Bosh also spoke openly about why he feels the club has struggled to attract star talent, highlighting factors both on and off the court while drawing from his own personal experience.

“You think as a young guy, ‘Hey, if I work hard everybody else is going to work hard around me and we’re going to do this thing — this special thing,'” Bosh told Simmons of his time in Toronto. “And as hard as I was working, we were barely scratching the surface of the playoffs. I think we made the playoffs two years in a row and one of the years I thought we were pretty good, we were a .500 team.”

Bosh helped the Raptors to their first-ever first-place finish in the Atlantic after going 47-35 in 2006-07. That was his first taste of the playoffs, which was quickly cut short by the New Jersey Nets in Round 1. Bosh and the Raptors won just a single playoff game the following year in a first-round exit to the Orlando Magic.

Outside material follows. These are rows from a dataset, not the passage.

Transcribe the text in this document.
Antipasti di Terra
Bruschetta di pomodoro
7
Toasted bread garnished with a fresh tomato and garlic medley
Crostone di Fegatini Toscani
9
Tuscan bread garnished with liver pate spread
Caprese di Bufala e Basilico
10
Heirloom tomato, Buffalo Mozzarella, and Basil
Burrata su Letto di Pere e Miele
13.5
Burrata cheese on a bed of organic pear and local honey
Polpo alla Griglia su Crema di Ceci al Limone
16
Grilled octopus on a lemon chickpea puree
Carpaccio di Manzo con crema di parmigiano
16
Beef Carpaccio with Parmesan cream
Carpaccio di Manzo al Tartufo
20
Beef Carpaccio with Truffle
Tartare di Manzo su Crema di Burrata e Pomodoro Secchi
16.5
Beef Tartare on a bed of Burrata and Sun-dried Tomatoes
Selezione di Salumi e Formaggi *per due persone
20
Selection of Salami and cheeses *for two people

“It was just that consistency of just kind of underachieving a little bit and really, quite frankly, not having any help. Free agents didn’t want to come. Therefore, we could only get so much better,” Bosh explained.

“It is what it is. I guess it just wasn’t as appealing,” Bosh said of Toronto as a free agent destination. “And even now, I don’t remember the last time Toronto got a big free agent signing — it’s usually been smart trades.”

The most recent example, of course, is the acquisition of Kawhi Leonard in last summer’s blockbuster deal with San Antonio that saw longtime Raptor DeMar DeRozan sent to the Spurs in return.

While he acknowledged the on-court product as a common deterrent for players turning down Toronto in the past, Bosh drew from his experience in Toronto to discuss some of the logistical challenges playing north of the border:

“It’s taxes and customs, and they don’t make it easy on you,” he explained. “Forgive me if I’m going off on customs — I love you guys, but man. We’d go in and out of the city a lot. It’s centrally located, so a lot of in-and-out flights. You’re going through customs every time. And we’re in the airport going through customs and that gets kind of old a little bit. They had to give us our boarding pass and tickets and we had to take off our shoes and laptops, and you now, we’re NBA players — we’ve got a lot of jewelry on. We’ve got a lot of stuff.

“Sam Mitchell was killing us one year. He made us have a business-casual dress code [laughs] so we’ve got big coats and belt buckles and shoes going through the thing,” he said. “I did the math one time: 26 hours in the airport. Over a season, 26 extra hours.”

Bosh, of course, went on to sign with Miami in 2010, one third of the Big Three that won back-to-back championships in 2012 and 2013 alongside LeBron James and Dwyane Wade.

While the now-retired star said he never expressed to Raptors management during his final years in Toronto that he wanted out — “I’m just going to ride it out,” he said of his mindset as he neared the end of his final three-year contract — he knew his time in Toronto was coming to an end, and hoped he could manage one last trip to the playoffs with the club.

“I wanted to try my best and I wanted to put it all on my back. That was one of the dreams I had as a kid. You watch [Michael] Jordan do it, you think it’s a little bit easier than it really is,” he said. “I was in the position, being the best player, perennial All-Star and all that stuff, but I was still watching the playoffs as soon as May. Like, May 1, it was a wrap. And [after] a while, you get kind of tired of watching guys that you’ve competed with your whole life, you want to compete against them on that stage. So not being able to experience that, it was very tough. And I mean the last year, I came in, I was a man on a mission. It just didn’t work out. I think numbers-wise, I had the best of my career but I just ran out of juice.”

Though the interview will perhaps leave Raptors fans reliving a dark time in Toronto, Bosh signed off by dropping a vote of confidence on the current edition of the club: he’s got the Raptors going to the Finals this year against Golden State.

Just, uh, maybe don’t listen to the final Finals prediction.